ICWA governs State child-custody proceedings in multiple ways, including: (1) by recognizing Tribal jurisdiction over decisions for their Indian children; (2) by establishing minimum Federal standards for the removal of Indian children from their families; (3) by establishing preferences for placement of Indian children with extended family or other Tribal families; and (4) by instituting protections to ensure that birth parents’ voluntary relinquishments of their children are truly voluntary. (See “Statute’s Basics” later in this list for additional information).

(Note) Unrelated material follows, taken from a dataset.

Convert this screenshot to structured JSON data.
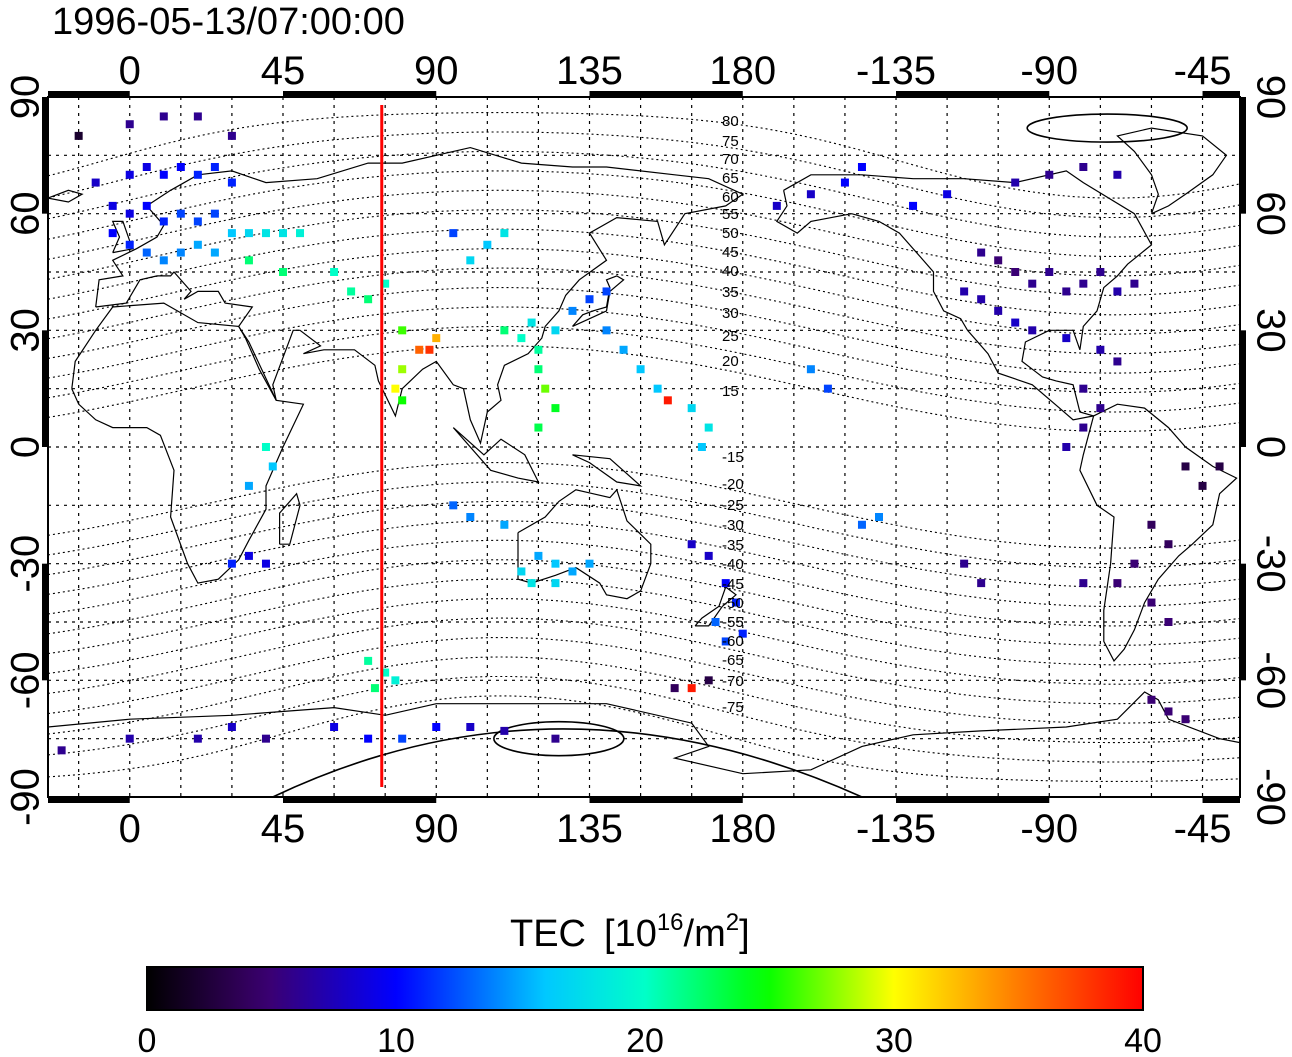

Why is this rule needed now?
While ICWA has been in place since 1978, compliance with ICWA has been inconsistent across, and even within, States. As a result, many of the issues that ICWA was intended to address continue to exist today:
Native American children are still disproportionately more likely to be removed from their homes and communities than other children. Indian families continue to be broken up by the removal of their children by non-Tribal public and private agencies. Nationwide, based on 2013 data, Native American children are represented in State foster care at a rate 2.5 times their presence in the general population. In some States, Native American children are represented in State foster-care systems at rates as high as 14.8 times their presence in the general population of that State.
Differing interpretations of ICWA provisions by individual States and State courts have created substantial variation in how this Federal law is applied. This final rule promotes the uniform application of an important Federal law to protect the rights of Indian children, their parents, and their Tribes, regardless of the child welfare worker, judge, or State involved.
Who is subject to ICWA?
ICWA applies to any State child-custody proceeding involving an “Indian child,” based on the child’s political affiliation with the Tribe. A child is an “Indian child” only if: (1) The child is himself or herself a member of a federally recognized Tribe; or (2) The child’s parent is a member of a federally recognized Tribe and the child is eligible for membership.
What if I don’t want ICWA to apply to me?
ICWA applies only if the child or parent is a citizen of a federally recognized Tribe. Parents may choose to not apply for Tribal citizenship for themselves or their child, or may renounce their Tribal citizenship. If a parent of the child is not a Tribal citizen, and the child is not a Tribal citizen, ICWA does not apply.
Does ICWA allow Tribes to “claim” children?
No. ICWA applies only to children who are citizens of a federally recognized Tribe, or who are eligible for citizenship and the child’s parent is a citizen of the Tribe.